If you only use this for dividing with numbers less than 128 the carry
detection on the shift can be removed to save an extra 16 clock cycles
and removed some extra code. If rounding is not needed then the loop
count can be reduced by 1 and a few words of ROM can be removed, saving
about 14 cycles (a little restructuring will be needed to get the last
bit saved).


; Routine : Div16x8
; Purpose : Does a divide of a 16-bit number by an 8-bit number to
return
;           a rounded 8-bit number. If the output overflows an 8-bit
value
;           the maximum value of 0xFF will be returned. This is normally
;           intended to be used as a fractional divide routine.
; Inputs :  Acc -- 16-bit number to be divided. LSB first.

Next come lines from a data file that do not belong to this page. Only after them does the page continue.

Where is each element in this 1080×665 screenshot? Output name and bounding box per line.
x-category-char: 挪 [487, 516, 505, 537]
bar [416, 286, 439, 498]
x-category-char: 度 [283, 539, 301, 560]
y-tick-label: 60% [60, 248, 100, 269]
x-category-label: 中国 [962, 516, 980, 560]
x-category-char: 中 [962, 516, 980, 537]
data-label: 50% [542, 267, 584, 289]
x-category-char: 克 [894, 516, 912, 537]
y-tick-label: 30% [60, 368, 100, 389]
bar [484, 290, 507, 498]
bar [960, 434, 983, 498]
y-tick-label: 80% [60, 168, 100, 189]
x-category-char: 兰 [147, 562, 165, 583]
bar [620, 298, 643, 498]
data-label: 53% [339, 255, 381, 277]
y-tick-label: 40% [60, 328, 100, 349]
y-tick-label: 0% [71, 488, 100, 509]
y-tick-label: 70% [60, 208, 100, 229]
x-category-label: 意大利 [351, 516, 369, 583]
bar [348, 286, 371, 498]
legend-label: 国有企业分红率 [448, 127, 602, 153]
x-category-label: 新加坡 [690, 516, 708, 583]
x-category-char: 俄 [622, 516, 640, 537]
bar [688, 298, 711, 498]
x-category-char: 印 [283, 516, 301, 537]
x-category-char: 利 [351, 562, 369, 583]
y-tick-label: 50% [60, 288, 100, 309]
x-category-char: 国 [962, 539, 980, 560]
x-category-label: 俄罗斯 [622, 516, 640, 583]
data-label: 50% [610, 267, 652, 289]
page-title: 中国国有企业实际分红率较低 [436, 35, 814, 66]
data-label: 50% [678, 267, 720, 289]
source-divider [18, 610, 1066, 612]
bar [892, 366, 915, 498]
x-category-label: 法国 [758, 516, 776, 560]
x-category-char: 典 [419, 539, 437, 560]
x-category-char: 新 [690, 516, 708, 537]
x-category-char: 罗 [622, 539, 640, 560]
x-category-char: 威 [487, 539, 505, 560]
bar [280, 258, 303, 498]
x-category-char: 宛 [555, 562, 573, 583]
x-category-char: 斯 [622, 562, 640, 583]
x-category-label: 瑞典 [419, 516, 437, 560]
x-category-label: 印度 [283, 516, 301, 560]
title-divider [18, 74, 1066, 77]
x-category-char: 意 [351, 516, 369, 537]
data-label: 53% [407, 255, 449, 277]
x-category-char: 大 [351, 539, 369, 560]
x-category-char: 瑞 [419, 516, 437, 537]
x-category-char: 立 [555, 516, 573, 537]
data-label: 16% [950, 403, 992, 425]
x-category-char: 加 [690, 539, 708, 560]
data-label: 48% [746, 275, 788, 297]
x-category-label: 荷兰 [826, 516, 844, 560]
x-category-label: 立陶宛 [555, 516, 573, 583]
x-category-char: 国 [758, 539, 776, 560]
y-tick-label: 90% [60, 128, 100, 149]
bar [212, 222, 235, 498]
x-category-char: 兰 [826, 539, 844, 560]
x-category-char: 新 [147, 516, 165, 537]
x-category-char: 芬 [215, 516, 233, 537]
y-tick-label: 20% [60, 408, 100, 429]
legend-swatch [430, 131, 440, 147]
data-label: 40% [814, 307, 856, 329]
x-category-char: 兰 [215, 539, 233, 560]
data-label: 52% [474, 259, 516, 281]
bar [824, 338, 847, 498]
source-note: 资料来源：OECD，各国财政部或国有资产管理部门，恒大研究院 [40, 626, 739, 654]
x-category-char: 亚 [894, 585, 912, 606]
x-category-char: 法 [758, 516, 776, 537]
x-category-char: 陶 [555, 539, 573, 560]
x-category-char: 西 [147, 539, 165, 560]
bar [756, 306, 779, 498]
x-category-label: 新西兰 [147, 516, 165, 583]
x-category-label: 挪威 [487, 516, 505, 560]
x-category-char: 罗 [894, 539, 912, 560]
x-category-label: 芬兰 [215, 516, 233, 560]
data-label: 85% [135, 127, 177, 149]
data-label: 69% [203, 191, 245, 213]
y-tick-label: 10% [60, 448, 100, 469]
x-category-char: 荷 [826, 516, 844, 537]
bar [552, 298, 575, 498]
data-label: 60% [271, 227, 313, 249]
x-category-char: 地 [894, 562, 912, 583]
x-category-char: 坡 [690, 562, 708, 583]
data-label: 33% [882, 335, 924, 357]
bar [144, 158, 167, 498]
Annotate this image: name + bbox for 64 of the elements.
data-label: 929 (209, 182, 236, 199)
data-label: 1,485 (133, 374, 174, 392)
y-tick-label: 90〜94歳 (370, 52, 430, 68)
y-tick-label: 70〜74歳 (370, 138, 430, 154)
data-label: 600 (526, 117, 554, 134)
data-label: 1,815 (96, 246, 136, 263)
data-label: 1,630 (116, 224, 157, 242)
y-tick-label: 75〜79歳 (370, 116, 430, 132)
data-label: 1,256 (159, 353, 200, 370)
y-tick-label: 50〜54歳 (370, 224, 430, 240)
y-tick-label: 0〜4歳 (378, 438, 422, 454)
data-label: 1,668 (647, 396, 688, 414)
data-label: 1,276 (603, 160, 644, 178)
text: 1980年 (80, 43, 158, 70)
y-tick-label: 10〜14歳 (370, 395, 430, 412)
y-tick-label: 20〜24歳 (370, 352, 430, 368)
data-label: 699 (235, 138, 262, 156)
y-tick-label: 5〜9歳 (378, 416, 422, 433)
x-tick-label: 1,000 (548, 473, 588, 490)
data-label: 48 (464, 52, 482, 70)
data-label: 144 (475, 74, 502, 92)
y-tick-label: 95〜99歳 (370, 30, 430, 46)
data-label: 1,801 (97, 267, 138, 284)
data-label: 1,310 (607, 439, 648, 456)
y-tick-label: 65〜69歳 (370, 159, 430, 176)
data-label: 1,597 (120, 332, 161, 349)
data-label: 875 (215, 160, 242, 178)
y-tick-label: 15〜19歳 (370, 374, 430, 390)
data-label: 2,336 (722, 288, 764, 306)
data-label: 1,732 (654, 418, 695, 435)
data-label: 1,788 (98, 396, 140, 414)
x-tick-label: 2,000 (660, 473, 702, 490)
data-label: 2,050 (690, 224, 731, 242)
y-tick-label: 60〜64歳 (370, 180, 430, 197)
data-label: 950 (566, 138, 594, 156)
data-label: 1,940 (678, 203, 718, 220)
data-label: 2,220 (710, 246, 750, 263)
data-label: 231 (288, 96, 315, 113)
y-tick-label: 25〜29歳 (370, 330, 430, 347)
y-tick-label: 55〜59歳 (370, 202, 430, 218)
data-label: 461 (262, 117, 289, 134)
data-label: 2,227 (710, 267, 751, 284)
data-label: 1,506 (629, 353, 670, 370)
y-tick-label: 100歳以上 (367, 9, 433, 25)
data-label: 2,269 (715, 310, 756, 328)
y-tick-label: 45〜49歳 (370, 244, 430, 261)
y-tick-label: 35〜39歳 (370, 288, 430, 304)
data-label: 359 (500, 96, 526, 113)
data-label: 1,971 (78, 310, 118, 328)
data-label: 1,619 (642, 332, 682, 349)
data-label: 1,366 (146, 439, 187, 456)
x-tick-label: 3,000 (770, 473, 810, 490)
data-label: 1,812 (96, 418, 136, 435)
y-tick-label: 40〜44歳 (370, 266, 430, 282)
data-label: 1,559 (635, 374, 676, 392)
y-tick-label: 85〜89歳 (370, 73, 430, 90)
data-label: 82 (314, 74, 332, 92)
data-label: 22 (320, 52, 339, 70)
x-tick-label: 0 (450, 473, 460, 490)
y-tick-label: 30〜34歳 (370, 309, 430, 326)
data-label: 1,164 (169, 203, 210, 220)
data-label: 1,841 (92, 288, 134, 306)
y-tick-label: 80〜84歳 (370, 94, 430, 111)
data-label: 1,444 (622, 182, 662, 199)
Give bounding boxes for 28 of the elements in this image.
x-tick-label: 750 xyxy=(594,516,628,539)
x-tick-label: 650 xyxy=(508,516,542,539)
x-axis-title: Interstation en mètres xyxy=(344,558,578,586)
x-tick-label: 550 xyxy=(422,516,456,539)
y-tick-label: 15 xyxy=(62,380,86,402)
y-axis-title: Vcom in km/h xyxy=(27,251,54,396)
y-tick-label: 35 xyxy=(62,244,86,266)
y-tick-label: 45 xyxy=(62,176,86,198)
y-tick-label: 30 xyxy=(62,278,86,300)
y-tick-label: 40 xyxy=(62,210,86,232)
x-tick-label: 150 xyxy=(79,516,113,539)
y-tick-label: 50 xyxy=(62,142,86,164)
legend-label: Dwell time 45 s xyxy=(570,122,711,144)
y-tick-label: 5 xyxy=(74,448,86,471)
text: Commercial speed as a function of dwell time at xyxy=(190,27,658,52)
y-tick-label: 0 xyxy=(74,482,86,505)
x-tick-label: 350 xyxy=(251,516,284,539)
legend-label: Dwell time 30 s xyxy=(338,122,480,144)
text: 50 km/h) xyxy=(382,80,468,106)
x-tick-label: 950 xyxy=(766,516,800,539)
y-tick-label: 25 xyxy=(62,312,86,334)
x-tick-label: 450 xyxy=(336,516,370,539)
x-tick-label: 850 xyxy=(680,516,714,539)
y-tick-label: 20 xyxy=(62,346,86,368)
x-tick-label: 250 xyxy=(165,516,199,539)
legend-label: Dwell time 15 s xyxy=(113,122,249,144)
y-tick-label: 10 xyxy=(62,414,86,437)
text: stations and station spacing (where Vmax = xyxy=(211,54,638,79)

For
fractional
;             divide set high byte to data and set low byte to zero.
;           w -- divisor. No zero allowed!
; Returns : W -- results, rounded.
;           Acc -- low byte contains unrounded result.
; Globals : DivCntr -- a counter variable used as a loop count.
; Calls   : none
; Notes   :
; Timing  : 124 clock cycles worst case, using short call.

Div16x8
    ; load our counter with number of bits to divide, 9. Do without
    ; corrupting our divider which is in w.
    clrf DivCntr      ; make it zero.
    bsf DivCntr,3     ; now set bit three to make it 8.
    bsf DivCntr,0     ; make it 9, one extra shift needed.
    ; first see if our input number is in range of a 16-bit result
    subwf Acc+1,f     ; do an initial subtract. expect borrow.
    skpz              ; if zero.
       skpnc          ; or borrow.
    goto Dv16_4       ; use saturated return.
    addwf Acc+1,f     ; restore the value.
    clrc              ; clear carry for initial rotate.
    ; main loop, do this for each bit. Shift is done one extra time to
get
    ; set for initial compare.
Dv16_2
        rlf Acc,f      ; multiply Acc by 2. Shift in new bit.
        rlf Acc+1,f    ; both bytes.
        ; test for carry on shift up.
        bc Dv16_5      ; handle overflow.
        ; test.
        subwf Acc+1,f  ; do a subtract.
        bc Dv16_3      ; branch if no borrow
           ; Had a borrow, adjust.
           addwf Acc+1,f  ; restore accumulator.
           clrc    ; clear carry, indicate a borrow occured.
Dv16_3
        decfsz DivCntr,f  ; update counter, loop if not done.
        goto Dv16_2   ; loop until done.
    ; results are in Acc low bits. Carry is set if should round up.
    movf Acc,w     ; get results in W.
    skpc           ; if no carry return unrounded value.
    return         ; done, return value in W.
    ; round, if overflow return saturated value.
    incfsz Acc,w    ; update low byte.
    return          ; if not zero then return.

    ; the output overflowed on rounding, return max value.
Dv16_4  ; output saturated, return a 0xFFFF.
    movlw 0xFF    ; Result = 0xFF
    movwf Acc     ; set "unrounded" result.
    return        ; and return the rounded version.

Dv16_5 ; overflow on shift, subtract no mater what!
    subwf Acc+1,f   ; do the subtract.
    setc     ; carry is always set here.
    goto Dv16_3    ; update things.

Chip.